(ATTN: ADDS reactions from labor groups and more info in paras 10-12)
SEOUL, Feb. 21 (Yonhap) -- The Supreme Court on Thursday recognized the age of 65 as the maximum age that people are physically fit to work, breaking a nearly 30-year precedent that will likely reshape the notion of retirement and impact related industries.
In a 10-3 vote, the full bench reversed an appellate court ruling that ordered the family of a drowning accident victim to be compensated based on the applied age of 60 to determine the indemnity.
Thursday's ruling now requires the appeals court to deliver a fresh ruling for Park Dong-hyun and his family, who lodged a 493.5 million-won (US$439,170) damages suit against a swimming pool operator after they lost their 4-year-old son in August 2015.
The calculation from the plaintiffs was based on the assumption that their child would have been able to engage in manual labor until the age of 65.
The lower courts ruled in favor of the operator, citing the December 1989 Supreme Court precedent that raised the maximum working age to 60 from 55. The courts agreed that it stands as the empirical rule.
The top court ruled Thursday that it's more adequate to accept age 65 as the maximum working age and that it should be regarded as the empirical rule.
"The circumstances under which the empirical rule was determined have significantly changed ... the initial rulings are at fault as they merely followed the precedent."
The lower courts had ordered the swimming pool operator to pay 174.2 million won to the Parks, limiting its liability for negligence to 60 percent.
The Supreme Court decided to review the case en banc, where all of its justices hear the case before making its own decision, given the public significance its ruling could have on various sectors, such as pensions and insurance.
Experts have projected that raising the working age will inevitably bring a hike in insurance premiums, of at least 1.2 percent on average.
South Korea's labor groups hailed the decision but remained cautious about adopting the retirement age at workplaces since it could stoke conflict between the older and younger generations amid high youth unemployment.
"The ruling confirms that extending the retirement age to 65 won't be a problem.
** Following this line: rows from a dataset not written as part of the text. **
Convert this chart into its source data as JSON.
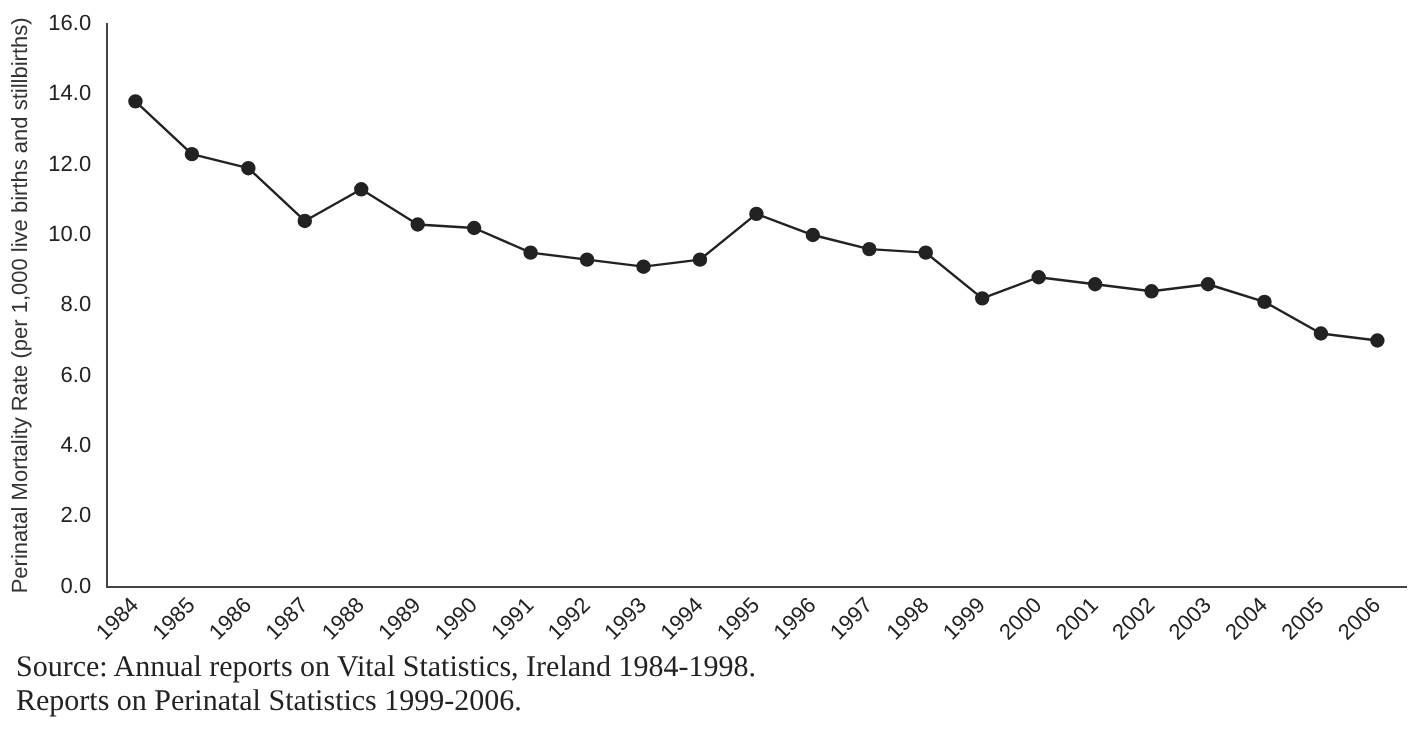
{
  "chart_data": {
    "type": "line",
    "ylabel": "Perinatal Mortality Rate (per 1,000 live births and stillbirths)",
    "categories": [
      "1984",
      "1985",
      "1986",
      "1987",
      "1988",
      "1989",
      "1990",
      "1991",
      "1992",
      "1993",
      "1994",
      "1995",
      "1996",
      "1997",
      "1998",
      "1999",
      "2000",
      "2001",
      "2002",
      "2003",
      "2004",
      "2005",
      "2006"
    ],
    "series": [
      {
        "color": "#222222",
        "values": [
          13.8,
          12.3,
          11.9,
          10.4,
          11.3,
          10.3,
          10.2,
          9.5,
          9.3,
          9.1,
          9.3,
          10.6,
          10.0,
          9.6,
          9.5,
          8.2,
          8.8,
          8.6,
          8.4,
          8.6,
          8.1,
          7.2,
          7.0
        ]
      }
    ],
    "ylim": [
      0,
      16
    ],
    "yticks": [
      {
        "value": 0,
        "label": "0.0"
      },
      {
        "value": 2,
        "label": "2.0"
      },
      {
        "value": 4,
        "label": "4.0"
      },
      {
        "value": 6,
        "label": "6.0"
      },
      {
        "value": 8,
        "label": "8.0"
      },
      {
        "value": 10,
        "label": "10.0"
      },
      {
        "value": 12,
        "label": "12.0"
      },
      {
        "value": 14,
        "label": "14.0"
      },
      {
        "value": 16,
        "label": "16.0"
      }
    ],
    "grid": false,
    "legend": false,
    "marker": "circle",
    "line_style": "solid",
    "annotations": [
      "Source: Annual reports on Vital Statistics, Ireland 1984-1998.",
      "Reports on Perinatal Statistics 1999-2006."
    ]
  }
}
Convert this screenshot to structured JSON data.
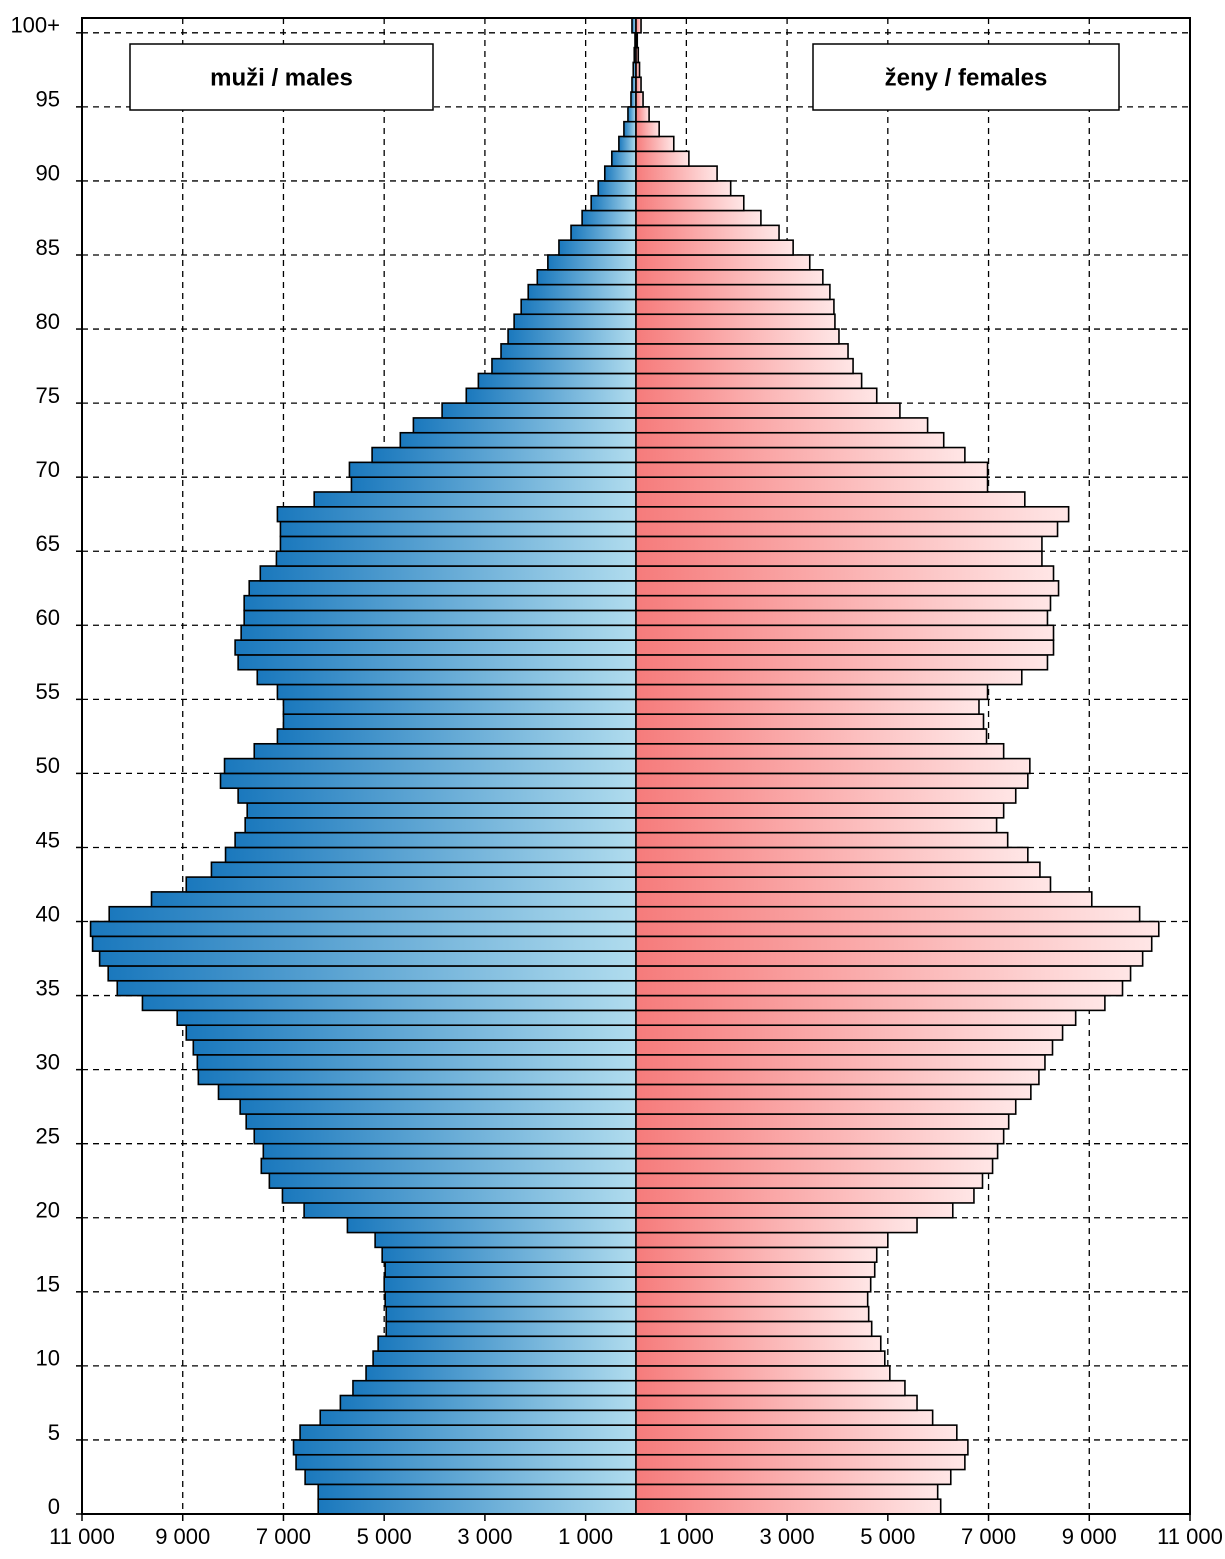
{
  "chart_data": {
    "type": "pyramid",
    "categories": [
      "0",
      null,
      null,
      null,
      null,
      "5",
      null,
      null,
      null,
      null,
      "10",
      null,
      null,
      null,
      null,
      "15",
      null,
      null,
      null,
      null,
      "20",
      null,
      null,
      null,
      null,
      "25",
      null,
      null,
      null,
      null,
      "30",
      null,
      null,
      null,
      null,
      "35",
      null,
      null,
      null,
      null,
      "40",
      null,
      null,
      null,
      null,
      "45",
      null,
      null,
      null,
      null,
      "50",
      null,
      null,
      null,
      null,
      "55",
      null,
      null,
      null,
      null,
      "60",
      null,
      null,
      null,
      null,
      "65",
      null,
      null,
      null,
      null,
      "70",
      null,
      null,
      null,
      null,
      "75",
      null,
      null,
      null,
      null,
      "80",
      null,
      null,
      null,
      null,
      "85",
      null,
      null,
      null,
      null,
      "90",
      null,
      null,
      null,
      null,
      "95",
      null,
      null,
      null,
      null,
      "100+"
    ],
    "series": [
      {
        "name": "muži / males",
        "side": "left",
        "color": "#1a78bd",
        "color_inner": "#b0dcee",
        "values": [
          6310,
          6310,
          6570,
          6750,
          6800,
          6670,
          6270,
          5870,
          5620,
          5360,
          5220,
          5120,
          4960,
          4960,
          4980,
          5000,
          4980,
          5040,
          5180,
          5730,
          6590,
          7020,
          7280,
          7440,
          7400,
          7580,
          7740,
          7860,
          8290,
          8690,
          8710,
          8790,
          8930,
          9110,
          9800,
          10300,
          10480,
          10650,
          10790,
          10830,
          10460,
          9620,
          8930,
          8430,
          8150,
          7960,
          7760,
          7720,
          7900,
          8250,
          8170,
          7580,
          7120,
          7000,
          7000,
          7120,
          7520,
          7900,
          7960,
          7840,
          7780,
          7780,
          7680,
          7460,
          7140,
          7060,
          7060,
          7120,
          6390,
          5650,
          5690,
          5240,
          4680,
          4420,
          3850,
          3370,
          3130,
          2860,
          2680,
          2540,
          2420,
          2280,
          2140,
          1960,
          1750,
          1530,
          1290,
          1070,
          890,
          750,
          620,
          480,
          340,
          240,
          160,
          100,
          80,
          55,
          35,
          20,
          80
        ]
      },
      {
        "name": "ženy / females",
        "side": "right",
        "color": "#f67b7b",
        "color_inner": "#ffe6e6",
        "values": [
          6050,
          5990,
          6250,
          6530,
          6590,
          6370,
          5890,
          5580,
          5340,
          5040,
          4940,
          4860,
          4680,
          4620,
          4600,
          4660,
          4740,
          4780,
          5000,
          5580,
          6290,
          6710,
          6880,
          7080,
          7180,
          7300,
          7400,
          7540,
          7840,
          8000,
          8120,
          8270,
          8470,
          8730,
          9310,
          9660,
          9820,
          10060,
          10240,
          10380,
          10000,
          9050,
          8230,
          8020,
          7780,
          7380,
          7160,
          7300,
          7540,
          7780,
          7820,
          7300,
          6960,
          6900,
          6810,
          6980,
          7660,
          8170,
          8290,
          8290,
          8170,
          8230,
          8390,
          8290,
          8060,
          8060,
          8370,
          8590,
          7720,
          6980,
          6980,
          6530,
          6110,
          5790,
          5240,
          4780,
          4480,
          4310,
          4210,
          4030,
          3950,
          3930,
          3850,
          3710,
          3450,
          3120,
          2840,
          2480,
          2140,
          1880,
          1610,
          1050,
          750,
          460,
          260,
          140,
          100,
          70,
          45,
          25,
          100
        ]
      }
    ],
    "xlim": [
      -11000,
      11000
    ],
    "xticks": [
      {
        "value": -11000,
        "label": "11 000"
      },
      {
        "value": -9000,
        "label": "9 000"
      },
      {
        "value": -7000,
        "label": "7 000"
      },
      {
        "value": -5000,
        "label": "5 000"
      },
      {
        "value": -3000,
        "label": "3 000"
      },
      {
        "value": -1000,
        "label": "1 000"
      },
      {
        "value": 1000,
        "label": "1 000"
      },
      {
        "value": 3000,
        "label": "3 000"
      },
      {
        "value": 5000,
        "label": "5 000"
      },
      {
        "value": 7000,
        "label": "7 000"
      },
      {
        "value": 9000,
        "label": "9 000"
      },
      {
        "value": 11000,
        "label": "11 000"
      }
    ],
    "grid": true
  }
}
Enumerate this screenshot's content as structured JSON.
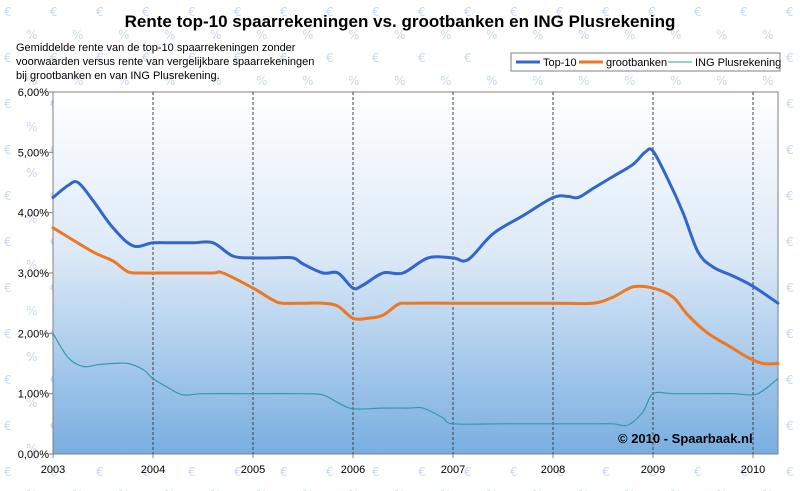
{
  "chart_data": {
    "type": "line",
    "title": "Rente top-10 spaarrekeningen vs. grootbanken en ING Plusrekening",
    "subtitle": [
      "Gemiddelde rente van de top-10 spaarrekeningen zonder",
      "voorwaarden versus rente van vergelijkbare spaarrekeningen",
      "bij grootbanken en van ING Plusrekening."
    ],
    "credit": "© 2010 - Spaarbaak.nl",
    "xlim": [
      2003,
      2010.25
    ],
    "ylim": [
      0,
      6
    ],
    "x_ticks": [
      "2003",
      "2004",
      "2005",
      "2006",
      "2007",
      "2008",
      "2009",
      "2010"
    ],
    "y_ticks": [
      "0,00%",
      "1,00%",
      "2,00%",
      "3,00%",
      "4,00%",
      "5,00%",
      "6,00%"
    ],
    "grid": "vertical dashed lines at each year",
    "legend_position": "top-right",
    "series": [
      {
        "name": "Top-10",
        "color": "#3366cc",
        "x": [
          2003.0,
          2003.15,
          2003.25,
          2003.4,
          2003.6,
          2003.8,
          2004.0,
          2004.2,
          2004.4,
          2004.6,
          2004.8,
          2005.0,
          2005.2,
          2005.4,
          2005.5,
          2005.7,
          2005.85,
          2006.0,
          2006.1,
          2006.3,
          2006.5,
          2006.75,
          2007.0,
          2007.15,
          2007.4,
          2007.7,
          2008.0,
          2008.15,
          2008.25,
          2008.4,
          2008.6,
          2008.8,
          2008.92,
          2009.0,
          2009.15,
          2009.3,
          2009.45,
          2009.6,
          2009.8,
          2010.0,
          2010.25
        ],
        "y": [
          4.25,
          4.45,
          4.5,
          4.2,
          3.75,
          3.45,
          3.5,
          3.5,
          3.5,
          3.5,
          3.28,
          3.25,
          3.25,
          3.25,
          3.15,
          3.0,
          3.0,
          2.75,
          2.8,
          3.0,
          3.0,
          3.25,
          3.25,
          3.22,
          3.65,
          3.95,
          4.25,
          4.27,
          4.25,
          4.4,
          4.6,
          4.8,
          5.0,
          5.02,
          4.55,
          4.0,
          3.35,
          3.1,
          2.95,
          2.78,
          2.5
        ]
      },
      {
        "name": "grootbanken",
        "color": "#ee7722",
        "x": [
          2003.0,
          2003.4,
          2003.6,
          2003.75,
          2003.9,
          2004.0,
          2004.3,
          2004.6,
          2004.7,
          2005.0,
          2005.2,
          2005.3,
          2005.5,
          2005.7,
          2005.85,
          2006.0,
          2006.15,
          2006.3,
          2006.45,
          2006.55,
          2007.0,
          2007.5,
          2008.0,
          2008.4,
          2008.6,
          2008.8,
          2009.0,
          2009.2,
          2009.35,
          2009.55,
          2009.75,
          2009.95,
          2010.1,
          2010.25
        ],
        "y": [
          3.75,
          3.35,
          3.2,
          3.02,
          3.0,
          3.0,
          3.0,
          3.0,
          3.0,
          2.75,
          2.55,
          2.5,
          2.5,
          2.5,
          2.45,
          2.25,
          2.25,
          2.3,
          2.48,
          2.5,
          2.5,
          2.5,
          2.5,
          2.5,
          2.6,
          2.77,
          2.75,
          2.6,
          2.3,
          2.0,
          1.8,
          1.6,
          1.5,
          1.5
        ]
      },
      {
        "name": "ING Plusrekening",
        "color": "#3399aa",
        "x": [
          2003.0,
          2003.15,
          2003.3,
          2003.45,
          2003.6,
          2003.75,
          2003.9,
          2004.0,
          2004.15,
          2004.3,
          2004.5,
          2005.0,
          2005.5,
          2005.7,
          2005.85,
          2006.0,
          2006.3,
          2006.55,
          2006.7,
          2006.9,
          2007.0,
          2007.5,
          2008.0,
          2008.4,
          2008.6,
          2008.75,
          2008.9,
          2009.0,
          2009.2,
          2009.5,
          2009.8,
          2010.0,
          2010.1,
          2010.25
        ],
        "y": [
          2.0,
          1.6,
          1.45,
          1.48,
          1.5,
          1.5,
          1.4,
          1.25,
          1.1,
          0.98,
          1.0,
          1.0,
          1.0,
          0.98,
          0.85,
          0.75,
          0.76,
          0.76,
          0.76,
          0.6,
          0.5,
          0.5,
          0.5,
          0.5,
          0.5,
          0.48,
          0.7,
          1.0,
          1.0,
          1.0,
          1.0,
          0.98,
          1.05,
          1.25
        ]
      }
    ]
  }
}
But steps that will ease unemployment and help the elderly in financial distress should come first," the Federation of Korean Trade Unions (FKTU), the larger of the two largest umbrella labor groups, said in a release.
Supporters of raising the age have argued the 1989 precedent is outdated as the life expectancy of South Koreans has greatly increased over the past three decades and economic and employment conditions have also changed.
The 2017 data by the Organization for Economic Cooperation and Development (OECD) show that the average life expectancy stood at 79.7 for Korean men and 85.7 for Korean women. The retirement age at public and private companies has also been raised to 60.
Recent lower court rulings have also increasingly awarded damages based on the judgment that the maximum working age should be higher than 60.